Published online by Cambridge University Press: 08 April 2016
Using Sepkoski's compendium of fossil marine families (1982a, and updates), we have analyzed the changing pace of familial origination and extinction within 55 extinct and 44 extant higher taxa of marine organisms. Eight different metrics were calculated, and least-squares regression analysis was used to identify within-taxon trends in the data. All metrics and analyses gave essentially the same results. Origination metrics decline significantly with time during the histories of higher taxa, while extinction metrics increase significantly. The number of statistically significant declines of origination metric, however, substantially and invariably exceeds the number of statistically significant increases of extinction metric for each pair of corresponding metrics analyzed. It follows, therefore, that temporal trends in the pace of origination and extinction within higher taxa are highly asymmetrical.
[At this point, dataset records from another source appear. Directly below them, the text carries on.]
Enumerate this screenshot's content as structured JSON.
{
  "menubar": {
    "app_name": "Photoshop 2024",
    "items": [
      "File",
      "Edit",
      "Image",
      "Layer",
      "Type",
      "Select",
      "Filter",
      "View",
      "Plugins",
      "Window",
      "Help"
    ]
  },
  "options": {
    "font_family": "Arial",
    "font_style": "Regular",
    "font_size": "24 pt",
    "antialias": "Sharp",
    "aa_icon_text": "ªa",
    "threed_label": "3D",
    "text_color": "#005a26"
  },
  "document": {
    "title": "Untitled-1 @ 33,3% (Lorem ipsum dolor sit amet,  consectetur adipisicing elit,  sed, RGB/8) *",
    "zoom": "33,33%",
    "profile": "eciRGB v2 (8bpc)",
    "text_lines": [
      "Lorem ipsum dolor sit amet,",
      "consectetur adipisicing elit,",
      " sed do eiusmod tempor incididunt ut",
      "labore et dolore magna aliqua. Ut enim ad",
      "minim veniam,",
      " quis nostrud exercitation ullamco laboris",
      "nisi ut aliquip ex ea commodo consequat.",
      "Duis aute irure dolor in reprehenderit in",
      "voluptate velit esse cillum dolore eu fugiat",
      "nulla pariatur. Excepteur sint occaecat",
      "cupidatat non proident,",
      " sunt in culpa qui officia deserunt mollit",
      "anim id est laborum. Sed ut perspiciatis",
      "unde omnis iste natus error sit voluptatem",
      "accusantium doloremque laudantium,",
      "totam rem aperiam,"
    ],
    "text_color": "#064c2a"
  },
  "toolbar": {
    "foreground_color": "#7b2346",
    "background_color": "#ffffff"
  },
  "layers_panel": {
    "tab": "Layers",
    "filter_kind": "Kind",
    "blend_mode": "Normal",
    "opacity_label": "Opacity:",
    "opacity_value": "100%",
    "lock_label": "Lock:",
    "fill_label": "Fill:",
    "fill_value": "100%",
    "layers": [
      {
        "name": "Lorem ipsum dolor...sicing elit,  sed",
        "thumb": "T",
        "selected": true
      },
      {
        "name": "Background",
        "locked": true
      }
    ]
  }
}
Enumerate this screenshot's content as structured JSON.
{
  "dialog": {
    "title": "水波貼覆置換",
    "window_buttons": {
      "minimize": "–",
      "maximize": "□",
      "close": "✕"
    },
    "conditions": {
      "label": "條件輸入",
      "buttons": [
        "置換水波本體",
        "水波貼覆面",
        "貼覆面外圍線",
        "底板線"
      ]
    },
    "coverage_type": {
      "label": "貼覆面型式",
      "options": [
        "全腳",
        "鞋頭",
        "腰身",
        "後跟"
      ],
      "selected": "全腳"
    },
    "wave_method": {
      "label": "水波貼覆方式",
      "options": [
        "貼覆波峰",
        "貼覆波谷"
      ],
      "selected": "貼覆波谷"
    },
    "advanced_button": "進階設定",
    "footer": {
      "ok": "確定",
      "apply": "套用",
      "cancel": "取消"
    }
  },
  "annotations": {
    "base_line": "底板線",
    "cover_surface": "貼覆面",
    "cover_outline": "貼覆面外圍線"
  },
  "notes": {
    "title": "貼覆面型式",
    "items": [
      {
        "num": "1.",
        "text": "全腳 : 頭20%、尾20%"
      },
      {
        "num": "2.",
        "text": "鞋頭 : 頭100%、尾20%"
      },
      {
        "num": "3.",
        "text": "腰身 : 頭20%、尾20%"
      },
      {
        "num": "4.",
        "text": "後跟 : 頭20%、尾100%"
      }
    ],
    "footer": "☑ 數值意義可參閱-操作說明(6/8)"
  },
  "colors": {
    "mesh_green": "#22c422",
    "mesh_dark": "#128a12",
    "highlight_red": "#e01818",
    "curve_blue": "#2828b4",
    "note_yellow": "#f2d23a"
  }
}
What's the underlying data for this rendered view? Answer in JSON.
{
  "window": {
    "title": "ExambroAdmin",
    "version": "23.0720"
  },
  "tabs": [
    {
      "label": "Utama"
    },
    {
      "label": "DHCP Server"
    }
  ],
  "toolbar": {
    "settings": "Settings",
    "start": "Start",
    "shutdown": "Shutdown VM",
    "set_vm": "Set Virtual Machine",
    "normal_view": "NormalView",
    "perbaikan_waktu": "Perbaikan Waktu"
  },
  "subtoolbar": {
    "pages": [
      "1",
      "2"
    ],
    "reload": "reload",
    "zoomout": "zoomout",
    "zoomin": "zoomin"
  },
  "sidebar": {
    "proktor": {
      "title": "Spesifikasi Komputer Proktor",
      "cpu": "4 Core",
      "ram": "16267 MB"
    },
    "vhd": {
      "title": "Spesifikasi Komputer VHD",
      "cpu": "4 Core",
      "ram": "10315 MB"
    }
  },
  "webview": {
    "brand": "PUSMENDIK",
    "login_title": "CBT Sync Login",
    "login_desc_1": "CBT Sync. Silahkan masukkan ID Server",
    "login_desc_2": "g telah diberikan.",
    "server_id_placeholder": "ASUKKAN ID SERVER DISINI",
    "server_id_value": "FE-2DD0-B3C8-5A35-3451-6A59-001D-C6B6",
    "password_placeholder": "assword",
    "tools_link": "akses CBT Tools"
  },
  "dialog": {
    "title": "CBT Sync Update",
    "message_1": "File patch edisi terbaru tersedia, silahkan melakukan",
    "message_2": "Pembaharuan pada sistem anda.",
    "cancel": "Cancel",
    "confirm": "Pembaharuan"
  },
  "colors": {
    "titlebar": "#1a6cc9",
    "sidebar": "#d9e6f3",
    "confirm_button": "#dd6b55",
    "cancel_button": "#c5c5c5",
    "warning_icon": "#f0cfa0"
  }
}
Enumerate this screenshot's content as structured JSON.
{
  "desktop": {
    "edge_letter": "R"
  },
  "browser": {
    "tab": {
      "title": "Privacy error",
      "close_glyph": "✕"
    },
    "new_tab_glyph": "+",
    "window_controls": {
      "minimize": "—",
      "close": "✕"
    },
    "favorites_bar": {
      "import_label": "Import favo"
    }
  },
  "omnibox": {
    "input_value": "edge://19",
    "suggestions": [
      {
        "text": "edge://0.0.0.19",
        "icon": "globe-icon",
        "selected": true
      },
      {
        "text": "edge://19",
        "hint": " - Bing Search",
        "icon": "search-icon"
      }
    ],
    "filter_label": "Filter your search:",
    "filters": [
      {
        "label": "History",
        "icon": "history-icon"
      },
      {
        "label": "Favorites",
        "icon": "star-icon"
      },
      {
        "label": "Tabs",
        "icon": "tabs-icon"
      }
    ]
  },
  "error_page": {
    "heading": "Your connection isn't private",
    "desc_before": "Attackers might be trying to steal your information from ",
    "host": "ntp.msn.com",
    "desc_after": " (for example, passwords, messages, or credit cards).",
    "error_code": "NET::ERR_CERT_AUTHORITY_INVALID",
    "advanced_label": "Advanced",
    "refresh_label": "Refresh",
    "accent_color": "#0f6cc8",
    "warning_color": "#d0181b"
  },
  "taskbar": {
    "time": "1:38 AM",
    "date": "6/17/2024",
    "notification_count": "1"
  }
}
Further analysis shows that truncating data from temporal endpoints has little effect upon the intensity of origination trends, implying that declining pace of origination is a sustained property of the long term histories of taxa. Such truncation, however, reduces the intensity of extinction trends to statistical insignificance and confirms Van Valen's (1985a) suggestion that extinction behaves largely as a stationary process. If the histories of higher taxa are characterized by substantial declines in the pace of origination while the pace of extinction remains largely stationary, it follows that declining pace of origination is an important controlling factor in long term taxic evolution.